PATNA: With 39 fresh cases of
polio being reported from different parts of the state between November
12 and December 27 last year, the Bihar government is at its wits’ end
to know how to prevent the disease from taking a UP-like turn which
accounted for 1,135 of the 1,398 polio cases reported in the country
last year. Only 12 such cases were reported in Jharkhand.
With
the National Immunisation Day (NID) falling on January 5, the Bihar
government has decided to pay special attention to the districts
bordering UP.
State immunisation officer R K
Chaudhary told TNN that 90 per cent of the 97 cases reported in Bihar
last year carry the UP strain. Chaudhary said a majority of the cases
were reported from the districts bordering UP.

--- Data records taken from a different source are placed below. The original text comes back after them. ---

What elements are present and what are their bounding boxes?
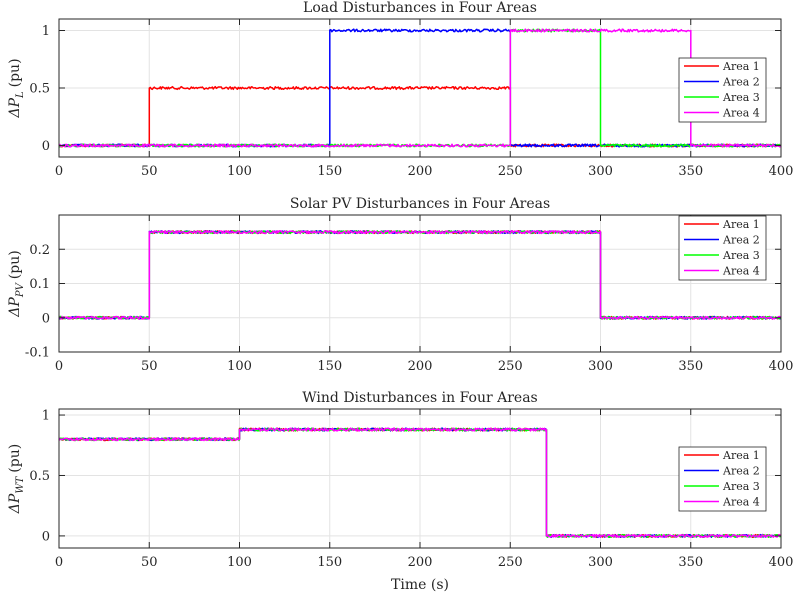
x-tick-label: 50 — [141, 359, 158, 374]
y-axis-label-subscript: PV — [15, 281, 26, 298]
y-tick-label: 0.1 — [29, 277, 50, 292]
legend: Area 1 Area 2 Area 3 Area 4 — [678, 215, 767, 281]
x-tick-label: 150 — [317, 555, 342, 570]
legend-label-area-1: Area 1 — [722, 218, 760, 231]
y-tick-label: 0 — [42, 139, 50, 154]
x-tick-label: 200 — [408, 359, 433, 374]
x-tick-label: 300 — [588, 359, 613, 374]
series-line-area-4 — [58, 230, 781, 320]
chart-title: Wind Disturbances in Four Areas — [302, 390, 537, 406]
y-axis-label-symbol: ΔP — [7, 97, 23, 118]
x-tick-label: 400 — [769, 164, 793, 179]
x-tick-label: 100 — [227, 359, 252, 374]
x-tick-label: 200 — [408, 164, 433, 179]
x-tick-label: 300 — [588, 164, 613, 179]
legend-box — [678, 57, 767, 123]
legend-label-area-4: Area 4 — [722, 265, 760, 278]
chart-title: Solar PV Disturbances in Four Areas — [290, 196, 550, 212]
x-tick-label: 0 — [55, 555, 63, 570]
y-axis-label-symbol: ΔP — [7, 297, 23, 318]
x-tick-label: 150 — [317, 164, 342, 179]
y-axis-label-subscript: WT — [15, 475, 26, 493]
x-tick-label: 100 — [227, 555, 252, 570]
legend-label-area-1: Area 1 — [722, 449, 760, 462]
y-tick-label: 0.5 — [29, 82, 50, 97]
x-tick-label: 200 — [408, 555, 433, 570]
x-tick-label: 150 — [317, 359, 342, 374]
legend-label-area-3: Area 3 — [722, 480, 760, 493]
x-tick-label: 50 — [141, 555, 158, 570]
series-line-area-4 — [58, 28, 782, 148]
panel-2: 0 50 100 150 200 250 300 350 400 -0.1 0 0.1 0.2 Solar… — [7, 196, 793, 374]
legend-label-area-4: Area 4 — [722, 496, 760, 509]
panel-1: 0 50 100 150 200 250 300 350 400 0 0.5 1 Load Distur… — [7, 0, 793, 179]
y-axis-label-subscript: L — [15, 91, 26, 99]
x-tick-label: 0 — [55, 359, 63, 374]
legend-label-area-3: Area 3 — [722, 91, 760, 104]
x-tick-label: 350 — [678, 555, 703, 570]
legend-label-area-4: Area 4 — [722, 107, 760, 120]
legend: Area 1 Area 2 Area 3 Area 4 — [678, 57, 767, 123]
legend: Area 1 Area 2 Area 3 Area 4 — [678, 446, 767, 512]
y-tick-label: 0 — [42, 529, 50, 544]
x-tick-label: 250 — [498, 164, 523, 179]
y-axis-label: ΔPWT (pu) — [7, 444, 26, 514]
chart-title: Load Disturbances in Four Areas — [303, 0, 537, 16]
y-axis-label-unit: (pu) — [7, 250, 23, 279]
series-line-area-4 — [58, 427, 782, 538]
x-tick-label: 400 — [769, 555, 793, 570]
y-axis-label: ΔPL (pu) — [7, 58, 26, 118]
y-axis-label: ΔPPV (pu) — [7, 250, 26, 317]
x-tick-label: 100 — [227, 164, 252, 179]
y-tick-label: 0.2 — [29, 243, 50, 258]
y-axis-label-unit: (pu) — [7, 58, 23, 87]
x-tick-label: 250 — [498, 555, 523, 570]
x-tick-label: 300 — [588, 555, 613, 570]
y-axis-label-symbol: ΔP — [7, 493, 23, 514]
legend-box — [678, 215, 767, 281]
legend-label-area-2: Area 2 — [722, 465, 760, 478]
y-tick-label: -0.1 — [25, 346, 50, 361]
x-tick-label: 400 — [769, 359, 793, 374]
x-tick-label: 350 — [678, 164, 703, 179]
x-tick-label: 0 — [55, 164, 63, 179]
x-tick-label: 350 — [678, 359, 703, 374]
legend-label-area-2: Area 2 — [722, 234, 760, 247]
panel-3: 0 50 100 150 200 250 300 350 400 0 0.5 1 Wind Distur… — [7, 390, 793, 593]
x-tick-label: 50 — [141, 164, 158, 179]
y-axis-label-unit: (pu) — [7, 444, 23, 473]
legend-label-area-3: Area 3 — [722, 249, 760, 262]
y-tick-label: 0.5 — [29, 469, 50, 484]
legend-label-area-1: Area 1 — [722, 60, 760, 73]
y-tick-label: 0 — [42, 311, 50, 326]
y-tick-label: 1 — [42, 409, 50, 424]
x-tick-label: 250 — [498, 359, 523, 374]
legend-box — [678, 446, 767, 512]
legend-label-area-2: Area 2 — [722, 76, 760, 89]
y-tick-label: 1 — [42, 24, 50, 39]
x-axis-label: Time (s) — [391, 577, 449, 593]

The first round of immunisation
will start on January 5 and conclude on January 9 during which about
32,000 teams of government employees will visit every house to
administer anti-polio drops to 1.96 crore children in the 0-5 years age
group.
The government has directed all
the district officials concerned to establish special booths in the
areas bordering UP.
The idea is to cordon off all
the bordering districts by ensuring hundred per cent immunisation,
Chaudhary said.
He, however, admitted that a
lot will depend on the efforts being made by the UP government to combat
the disease in that state. Against only 27 cases reported in 2001, 97
new cases were reported in Bihar last year. Of the 97 cases, 74 were
reported between September 29 and December 27. All the cases were of the
P1W type. This despite the fact that last year two rounds of
sub-national immunisation days (SNIDs) were observed in Bihar on
September 29 and November 17. In 2000, only 50 cases of polio were
reported in Bihar.
Taken aback by the abnormal
spurt in polio incidence in the state after the September 29 round of
SNID, medical education and family welfare secretary Afzal Amanullah had
requested the Union health ministry on November 12 to check the
effectiveness of the anti-polio vaccine being supplied by it to all the
states and Union territories for combating the P1W strain.
A senior official of the
department, however, told TNN on January 1 last that the chemical tests
of different batches of the vaccine revealed that there was nothing
wrong with the vaccine.
Amanullah had told TNN in
November that the vaccine manufacturers wanted to perpetuate the disease
in India due to vested interest. Besides, he added, the manufacturers
wanted to project a bad image of India.
Amanullah, in his SOS to Union
family welfare secretary J V R Prasada Rao, had maintained that the
vaccine supplied to Bihar was probably not effective enough to combat
the P1W strain. “There can be no single cause or excuse for such an
abnormal rise. Therefore, I am led to believe that the vaccine may not
be effective against the P1W strain. I am not aware whether every batch
of the vaccine is thoroughly tested or not,” Amanullah had told Rao.